Deposit taking institution, such as banks and building societies are required to hold sufficient regulatory capital to ensure that they can at all times cover unexpected losses, for instance if borrowers fail to repay their loans, and keep themselves solvent during a period of severe financial stress, so they can at all times repay their depositors.

Firms can use either core equity tier one (CET1), additional tier one or tier two capital, to satisfy their regulatory capital minima. These different types of capital have different loss-absorbing  characteristics and funding costs. The most loss absorbing CET1 is understandably the most expensive for a bank to access

This capital ensures the safety and soundness of individual firms and the stability of the financial system as a whole.
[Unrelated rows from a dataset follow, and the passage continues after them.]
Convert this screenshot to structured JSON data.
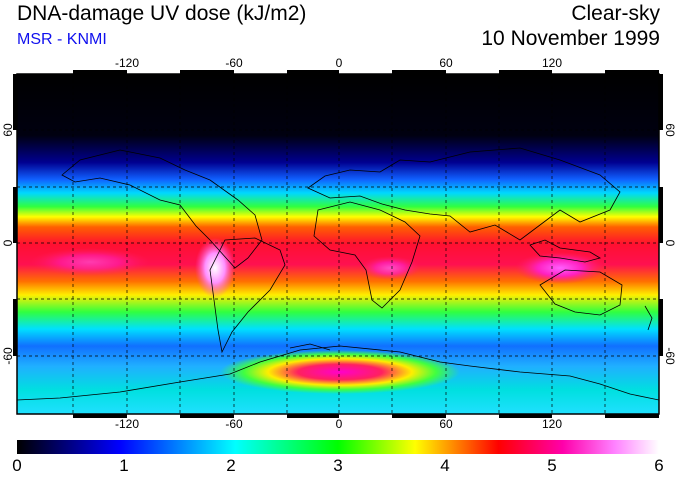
{
  "header": {
    "title": "DNA-damage UV dose (kJ/m2)",
    "source": "MSR - KNMI",
    "condition": "Clear-sky",
    "date": "10 November 1999"
  },
  "map": {
    "lon_ticks": [
      "-120",
      "-60",
      "0",
      "60",
      "120"
    ],
    "lat_ticks": [
      "60",
      "0",
      "-60"
    ],
    "lon_range": [
      -180,
      180
    ],
    "lat_range": [
      -90,
      90
    ]
  },
  "colorbar": {
    "labels": [
      "0",
      "1",
      "2",
      "3",
      "4",
      "5",
      "6"
    ],
    "range": [
      0,
      6
    ],
    "colors": [
      "#000000",
      "#0000ff",
      "#00ffff",
      "#00ff00",
      "#ffff00",
      "#ff0000",
      "#ff00ff",
      "#ffffff"
    ]
  }
}
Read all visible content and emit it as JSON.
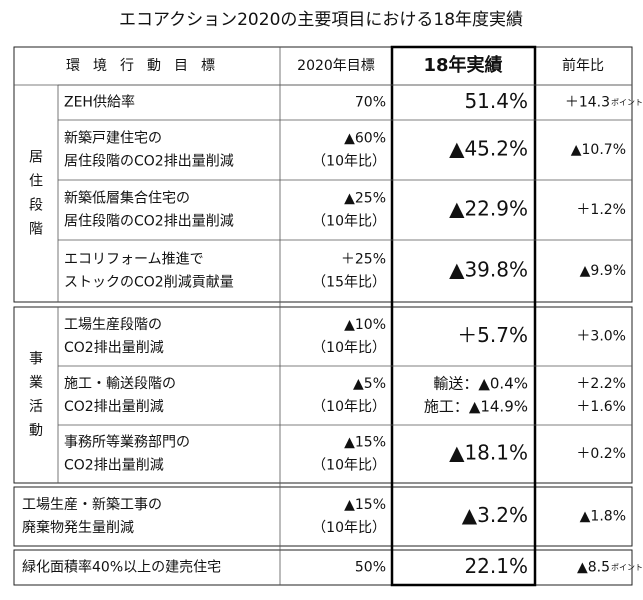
{
  "header": {
    "title": "エコアクション2020の主要項目における18年度実績"
  },
  "table": {
    "columns": [
      "環境行動目標",
      "2020年目標",
      "18年実績",
      "前年比"
    ],
    "groups": [
      {
        "label": "居住段階",
        "rows": [
          {
            "item": [
              "ZEH供給率"
            ],
            "target": [
              "70%"
            ],
            "result": [
              "51.4%"
            ],
            "change": [
              "＋14.3"
            ],
            "change_unit": "ポイント"
          },
          {
            "item": [
              "新築戸建住宅の",
              "居住段階のCO2排出量削減"
            ],
            "target": [
              "▲60%",
              "（10年比）"
            ],
            "result": [
              "▲45.2%"
            ],
            "change": [
              "▲10.7%"
            ]
          },
          {
            "item": [
              "新築低層集合住宅の",
              "居住段階のCO2排出量削減"
            ],
            "target": [
              "▲25%",
              "（10年比）"
            ],
            "result": [
              "▲22.9%"
            ],
            "change": [
              "＋1.2%"
            ]
          },
          {
            "item": [
              "エコリフォーム推進で",
              "ストックのCO2削減貢献量"
            ],
            "target": [
              "＋25%",
              "（15年比）"
            ],
            "result": [
              "▲39.8%"
            ],
            "change": [
              "▲9.9%"
            ]
          }
        ]
      },
      {
        "label": "事業活動",
        "rows": [
          {
            "item": [
              "工場生産段階の",
              "CO2排出量削減"
            ],
            "target": [
              "▲10%",
              "（10年比）"
            ],
            "result": [
              "＋5.7%"
            ],
            "change": [
              "＋3.0%"
            ]
          },
          {
            "item": [
              "施工・輸送段階の",
              "CO2排出量削減"
            ],
            "target": [
              "▲5%",
              "（10年比）"
            ],
            "result": [
              "輸送：▲0.4%",
              "施工：▲14.9%"
            ],
            "change": [
              "＋2.2%",
              "＋1.6%"
            ]
          },
          {
            "item": [
              "事務所等業務部門の",
              "CO2排出量削減"
            ],
            "target": [
              "▲15%",
              "（10年比）"
            ],
            "result": [
              "▲18.1%"
            ],
            "change": [
              "＋0.2%"
            ]
          }
        ]
      }
    ],
    "other_rows": [
      {
        "item": [
          "工場生産・新築工事の",
          "廃棄物発生量削減"
        ],
        "target": [
          "▲15%",
          "（10年比）"
        ],
        "result": [
          "▲3.2%"
        ],
        "change": [
          "▲1.8%"
        ]
      },
      {
        "item": [
          "緑化面積率40%以上の建売住宅"
        ],
        "target": [
          "50%"
        ],
        "result": [
          "22.1%"
        ],
        "change": [
          "▲8.5"
        ],
        "change_unit": "ポイント"
      }
    ]
  }
}
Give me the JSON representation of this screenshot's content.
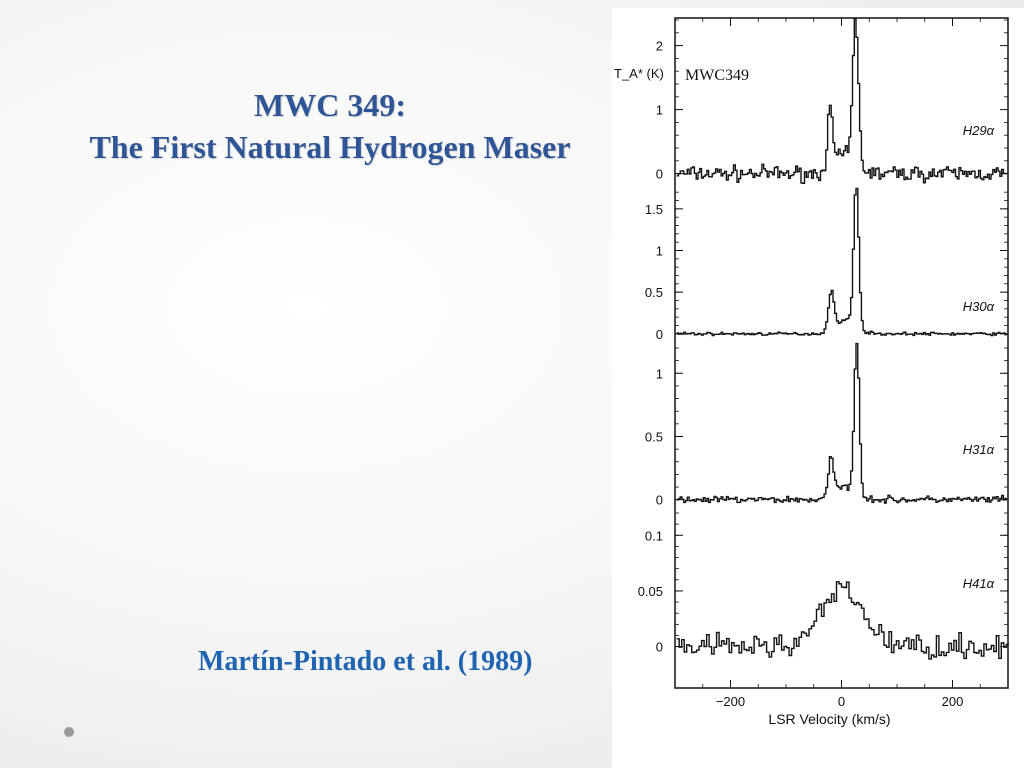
{
  "slide": {
    "title_line1": "MWC 349:",
    "title_line2": "The First Natural Hydrogen Maser",
    "citation": "Martín-Pintado et al. (1989)",
    "colors": {
      "title": "#2e5597",
      "citation": "#1f64b3"
    }
  },
  "chart_data": {
    "type": "line",
    "source_label": "MWC349",
    "ylabel": "T_A* (K)",
    "xlabel": "LSR Velocity (km/s)",
    "xlim": [
      -300,
      300
    ],
    "x_ticks": [
      -200,
      0,
      200
    ],
    "x_tick_labels": [
      "−200",
      "0",
      "200"
    ],
    "panels": [
      {
        "name": "H29α",
        "ylim": [
          -0.1,
          2.4
        ],
        "y_ticks": [
          0,
          1,
          2
        ],
        "y_tick_labels": [
          "0",
          "1",
          "2"
        ],
        "noise": 0.13,
        "peaks": [
          {
            "v": -22,
            "amp": 0.9,
            "w": 5
          },
          {
            "v": 24,
            "amp": 2.2,
            "w": 5
          }
        ]
      },
      {
        "name": "H30α",
        "ylim": [
          -0.05,
          1.75
        ],
        "y_ticks": [
          0,
          0.5,
          1,
          1.5
        ],
        "y_tick_labels": [
          "0",
          "0.5",
          "1",
          "1.5"
        ],
        "noise": 0.02,
        "peaks": [
          {
            "v": -20,
            "amp": 0.48,
            "w": 5
          },
          {
            "v": 25,
            "amp": 1.72,
            "w": 4.5
          }
        ]
      },
      {
        "name": "H31α",
        "ylim": [
          -0.05,
          1.2
        ],
        "y_ticks": [
          0,
          0.5,
          1
        ],
        "y_tick_labels": [
          "0",
          "0.5",
          "1"
        ],
        "noise": 0.03,
        "peaks": [
          {
            "v": -20,
            "amp": 0.3,
            "w": 5
          },
          {
            "v": 26,
            "amp": 1.2,
            "w": 4.5
          }
        ]
      },
      {
        "name": "H41α",
        "ylim": [
          -0.03,
          0.12
        ],
        "y_ticks": [
          0,
          0.05,
          0.1
        ],
        "y_tick_labels": [
          "0",
          "0.05",
          "0.1"
        ],
        "noise": 0.012,
        "peaks": [
          {
            "v": 0,
            "amp": 0.05,
            "w": 38
          }
        ]
      }
    ]
  }
}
The UK Finance Prudential, Reporting and Tax team works with members to ensure that the Prudential Regulation Authority, which implements international standards set by the Basel Committee on Banking Supervision  (BCBS) are proportionate and can be operationalised. The BCBS Framework sets requirements in relation to the three ‘Pillar One’ risk categories. These are credit risk, market risk and operational risk, which represent the most significant risk that banks face.

Banks calculate the capital requirements for each category of risk either using a ‘standardised’ approach, or alternatively and subject to regulatory approval, an approach which allows them to use their own internal estimates to determine capital requirements.

Banks are also required to hold capital against ‘Pillar 2’ risks   which are underestimated or not covered by Pillar 1 such as such as strategic risk, business model risk and reputational risk, which are captures and assessed, alongside Pillar 1 risks in a firms Independent Capital Adequacy assessment Process.